Выбрать главу

В высшей степени знаменательно, что «Песни — танцы — паваны» начала XVII в. и их современницы «Роксоланки» демонстрируют в общей сложности такое богатство и разнообразие ритмики, которое намного превосходит возможности ритмики поэзии Возрождения во второй половине XVI в. У Кохановского мы находим очень большое количество стихотворных размеров, а именно 15, однако в этих двух сборниках их имеется в три раза больше, причем 26 из них были совершенно не известны до той поры польской поэзии. Среди этих 26 размеров мы обнаружим ряд размеров, с которыми можно встретиться в настоящее время и в польских, и восточнославянских народных песнях, но там окажутся и такие, которые не известны польской народной песне, но которые зато бытуют в восточнославянской народной песне. Из списка стихотворных размеров народных славянских песен, составленного Лосем, мы можем уяснить себе, что 9-сложник (3 + 3 + 3) характерен для украинской свадебной песни, именно этот размер мы встретим в «Роксоланках», которые тоже представляют собой свадебные песни, а их автор — несомненно поэт польский — был gente Ruthenus, как это тогда называли. Еще одним доводом в пользу славянского происхождения этого размера является присутствие его в произведениях Мицкевича и Словацкого, т. е. поэтов несомненно знакомых с восточнославянской народной песней. В таком же положении находятся следующие размеры польской мещанской лирики и «Роксоланок»: 1) 11(3 + 5 + 3), 2) 11(6 + 5), 3) 12(5 + 7), 4) 12(8 + 4), 5) 16(5 + 5 + 6), 6) 16 (8 + 8), 7) 17 (5 + 5 + 7), 8) 19 (6 + 6 + 7). Все эти размеры выразительно свидетельствуют о влиянии ритмики восточнославянской народной песни на мещанскую лирику и на «Роксоланки». Существуют и такие размеры, которые, не указывая на направление влияний, свидетельствуют в то же время о взаимных связях. Но мы не всегда сумеем — даже ориентировочно — определить характер и хронологию этих связей. Однако некоторые из них восходят безусловно к эпохе праславянского единства, а иные несомненно принадлежат к более позднему времени.

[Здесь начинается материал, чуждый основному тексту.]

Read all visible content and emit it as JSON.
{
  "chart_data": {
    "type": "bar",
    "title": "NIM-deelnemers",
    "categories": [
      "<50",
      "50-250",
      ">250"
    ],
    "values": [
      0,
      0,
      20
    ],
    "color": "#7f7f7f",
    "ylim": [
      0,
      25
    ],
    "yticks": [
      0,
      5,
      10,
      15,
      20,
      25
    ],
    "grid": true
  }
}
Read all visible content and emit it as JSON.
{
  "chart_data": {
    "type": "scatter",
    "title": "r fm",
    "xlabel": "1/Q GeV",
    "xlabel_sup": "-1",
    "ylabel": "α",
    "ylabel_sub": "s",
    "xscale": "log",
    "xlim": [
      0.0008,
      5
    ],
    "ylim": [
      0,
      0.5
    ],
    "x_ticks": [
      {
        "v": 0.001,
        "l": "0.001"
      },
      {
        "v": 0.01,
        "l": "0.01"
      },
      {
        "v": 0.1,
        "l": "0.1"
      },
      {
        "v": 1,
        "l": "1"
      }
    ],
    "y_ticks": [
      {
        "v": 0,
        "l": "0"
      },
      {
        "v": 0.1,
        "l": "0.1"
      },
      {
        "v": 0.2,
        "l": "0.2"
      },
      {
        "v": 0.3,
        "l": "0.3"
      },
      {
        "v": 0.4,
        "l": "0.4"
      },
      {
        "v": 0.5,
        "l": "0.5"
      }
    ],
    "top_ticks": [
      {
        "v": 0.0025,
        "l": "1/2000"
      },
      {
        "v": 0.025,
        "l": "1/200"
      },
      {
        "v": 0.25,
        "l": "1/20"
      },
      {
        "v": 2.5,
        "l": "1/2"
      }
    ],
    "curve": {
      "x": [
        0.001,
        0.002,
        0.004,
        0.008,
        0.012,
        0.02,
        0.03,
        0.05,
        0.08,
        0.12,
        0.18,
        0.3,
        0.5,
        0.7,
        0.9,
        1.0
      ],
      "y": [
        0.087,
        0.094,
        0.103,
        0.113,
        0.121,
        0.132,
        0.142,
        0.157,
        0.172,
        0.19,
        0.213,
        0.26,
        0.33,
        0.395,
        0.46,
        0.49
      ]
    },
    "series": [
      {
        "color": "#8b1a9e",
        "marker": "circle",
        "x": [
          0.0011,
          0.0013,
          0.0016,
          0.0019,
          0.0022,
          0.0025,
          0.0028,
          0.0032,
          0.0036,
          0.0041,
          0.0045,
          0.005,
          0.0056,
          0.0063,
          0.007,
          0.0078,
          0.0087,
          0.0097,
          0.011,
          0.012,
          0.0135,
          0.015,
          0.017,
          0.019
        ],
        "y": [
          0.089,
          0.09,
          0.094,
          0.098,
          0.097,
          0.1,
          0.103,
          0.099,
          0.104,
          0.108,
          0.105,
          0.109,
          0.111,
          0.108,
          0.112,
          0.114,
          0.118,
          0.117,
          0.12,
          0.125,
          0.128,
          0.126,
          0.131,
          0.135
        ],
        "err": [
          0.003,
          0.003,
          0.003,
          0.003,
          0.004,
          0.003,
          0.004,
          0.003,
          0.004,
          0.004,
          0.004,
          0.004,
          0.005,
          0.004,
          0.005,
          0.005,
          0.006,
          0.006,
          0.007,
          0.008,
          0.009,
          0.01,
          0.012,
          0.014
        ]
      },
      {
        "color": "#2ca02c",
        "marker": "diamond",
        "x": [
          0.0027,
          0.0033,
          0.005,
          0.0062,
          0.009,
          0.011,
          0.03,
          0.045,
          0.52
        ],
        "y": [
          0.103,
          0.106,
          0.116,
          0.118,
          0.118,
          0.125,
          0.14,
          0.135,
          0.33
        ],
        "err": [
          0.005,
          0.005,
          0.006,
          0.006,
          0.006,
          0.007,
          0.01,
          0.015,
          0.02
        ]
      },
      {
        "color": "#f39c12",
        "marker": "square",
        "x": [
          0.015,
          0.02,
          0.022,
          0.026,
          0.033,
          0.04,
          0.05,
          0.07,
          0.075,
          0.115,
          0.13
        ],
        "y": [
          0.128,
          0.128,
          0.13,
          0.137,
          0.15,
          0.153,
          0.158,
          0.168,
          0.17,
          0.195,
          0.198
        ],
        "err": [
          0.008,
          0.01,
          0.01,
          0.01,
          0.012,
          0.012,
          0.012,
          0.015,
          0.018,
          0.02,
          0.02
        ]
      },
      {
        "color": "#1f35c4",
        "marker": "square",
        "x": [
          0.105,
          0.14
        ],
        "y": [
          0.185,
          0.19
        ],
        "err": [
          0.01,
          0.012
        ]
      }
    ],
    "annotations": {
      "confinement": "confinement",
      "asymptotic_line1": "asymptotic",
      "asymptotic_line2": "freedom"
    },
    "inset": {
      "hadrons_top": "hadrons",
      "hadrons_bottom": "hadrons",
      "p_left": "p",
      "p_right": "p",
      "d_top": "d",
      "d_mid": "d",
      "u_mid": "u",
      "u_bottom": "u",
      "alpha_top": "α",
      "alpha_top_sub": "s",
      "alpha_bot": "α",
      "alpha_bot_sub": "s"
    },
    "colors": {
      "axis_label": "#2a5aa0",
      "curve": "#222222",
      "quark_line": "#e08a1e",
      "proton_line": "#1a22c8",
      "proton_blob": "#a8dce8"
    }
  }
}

Наличие восточнославянских влияний в ритмике чарнолесской поэзии не должно никого удивить, хотя до сегодняшнего дня этот факт оставался незамеченным. Подобные влияния уже заметны в песне, обращенной к богородице и датированной XV в.: «О Maryja, kwiatku panieński», которая написана 9-сложным стихом типа 4 + 5.

4

Совершенно особые проблемы возникнут перед нами, если мы займемся вопросом о том, какое значение имело поэтическое творчество Яна Кохановского для формирования строфики современной польской поэзии. Создав ряд новых строфических типов, Кохановский обогатил поэзию в чисто количественном отношении, но не это обогащение является главной его заслугой, хотя подобный факт следует рассматривать как один из существенных результатов его писательской деятельности. Самое важное заключается в том, что Кохановский произвел в области строфики изменения чисто качественного порядка.

Одной из важнейших перемен, которая происходит в поэзии в первой половине XVI в., польская литература обязана книгопечатанию. Появление типографий создало условия для победы национального языка в письменности, что в свою очередь привело к изменению способа распространения и способа усвоения поэтического материала. Поэтический текст до той поры усваивался памятью и был передаваем из уст в уста при помощи мелодии песни или мелодекламационного речитатива. Кохановский, будучи прежде всего поэтом лирическим, перенес поэтические приемы, характерные для песни, в область поэзии, предназначенной главным образом не для певца, а для читателя. (Исключение составляют «Псалтырь», отчасти «Собутка» и некоторые песни). Следует отметить, что это новаторство Кохановского легко обнаружить как раз с помощью сопоставления его строфики со строфикой его предшественников. Как известно, Бернат из Люблина оперировал одной лишь строфой, состоящей из четырех строк, всюду с одинаковым 8-сложным изосиллабическим размером. Рей, творчество которого лишь хронологически в некоторой мере современно Кохановскому, а по существу предшествует чарнолесской поэзии, применял 10 различных строф, но применял их крайне редко, за исключением 8-строчной строфы сравнительно позднего «Зверинца». Зато в стихах Кохановского мы встречаемся с 58 различными строфами, причем поэт создает их с чрезвычайной легкостью и применяет весьма свободно. Достаточно сказать, что около половины всего запаса строф употреблено Кохановским один-единственный раз.